I've seen questions where it will have you arrange $N$ people at $2$ tables with $N\over 2$ people sitting at them. The answer is usually
$$\binom{N} {\frac{N}{2}} \cdot \left(\frac{N}{2} – 1\right)! \cdot \left(\frac{N}{2} – 1\right)!$$
Because with two tables having half the total number of people at each, we know what people are at both tables just by knowing the people at $1$, then we just multiply by all possible arrangements at each.

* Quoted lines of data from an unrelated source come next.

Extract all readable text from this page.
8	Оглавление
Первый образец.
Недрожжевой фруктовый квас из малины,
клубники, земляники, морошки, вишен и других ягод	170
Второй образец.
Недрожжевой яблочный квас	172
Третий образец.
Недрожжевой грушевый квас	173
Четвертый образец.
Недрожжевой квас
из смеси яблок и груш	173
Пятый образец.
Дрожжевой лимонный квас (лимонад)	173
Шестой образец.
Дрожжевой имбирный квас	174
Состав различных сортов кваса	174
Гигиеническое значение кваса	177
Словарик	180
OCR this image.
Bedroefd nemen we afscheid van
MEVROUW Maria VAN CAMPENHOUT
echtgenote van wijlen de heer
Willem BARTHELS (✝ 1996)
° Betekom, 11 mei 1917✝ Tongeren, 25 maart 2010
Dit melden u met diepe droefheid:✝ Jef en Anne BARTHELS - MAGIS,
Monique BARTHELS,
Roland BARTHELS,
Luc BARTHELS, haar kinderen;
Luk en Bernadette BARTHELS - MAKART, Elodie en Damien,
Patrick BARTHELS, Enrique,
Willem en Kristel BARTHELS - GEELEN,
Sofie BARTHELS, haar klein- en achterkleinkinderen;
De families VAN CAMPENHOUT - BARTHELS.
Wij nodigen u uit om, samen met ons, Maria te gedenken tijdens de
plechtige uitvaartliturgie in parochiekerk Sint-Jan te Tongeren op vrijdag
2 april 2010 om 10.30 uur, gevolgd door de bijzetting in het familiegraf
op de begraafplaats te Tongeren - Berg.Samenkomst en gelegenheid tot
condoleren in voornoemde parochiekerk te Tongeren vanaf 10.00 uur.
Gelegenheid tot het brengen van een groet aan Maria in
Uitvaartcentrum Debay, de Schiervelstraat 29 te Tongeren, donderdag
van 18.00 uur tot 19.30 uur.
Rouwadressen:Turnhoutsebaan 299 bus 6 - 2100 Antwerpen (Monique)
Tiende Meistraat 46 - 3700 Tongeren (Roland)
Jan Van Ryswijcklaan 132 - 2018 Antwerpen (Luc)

In a situation where by knowing one tables people we still do not know the others ($3$ tables or more) do we have to multiply by another $\binom{N}{K}$?
For example with $15$ people at $3$ different tables each seating $5$ people, is the number of combinations of seating equal to:
$$\binom{15}{5} \binom{10}{5}(4!)^3$$
And could we take this answer and divide by 3! to eliminate all situations where all arrangements are the same but just at different tables?
Best Answer
I think your computation is correct.
Here is an alternate way to approach this problem that I think is a little simpler.
For the two-table case: If you number all the seats, then there are $N!$ ways to seat everyone. Then, we divide by $(N/2)^2$ to account for overcounting due to symmetry at each table (we do not consider rotations of an arrangement at a table to be different). Note that this is the same as your computation.
$$\binom{N}{N/2}(N/2-1)! (N/2-1)! = \frac{N!}{(N/2)! (N/2)!}(N/2-1)! (N/2-1)! = \frac{N!}{(N/2)^2}$$
Note that I assume that the two tables are distinguishable; if they are not, just divide everything by $2$.
For your three-table example, we can do the same thing: there are $15!$ ways to seat everyone if we label all the chairs, and then we need to divide by $5^3$ to account for the symmetry at each table. This gives the same number as your computation.
$$\binom{15}{5} \binom{10}{5} (4!)^3 = \frac{15!}{5! 10!} \frac{10!}{5!5!} (4!)^3 = \frac{15!}{(5!)^3}(4!)^3 = \frac{15!}{5^3}.$$
Again, this computation is if the tables are distinguishable; otherwise, divide everything by $3!$.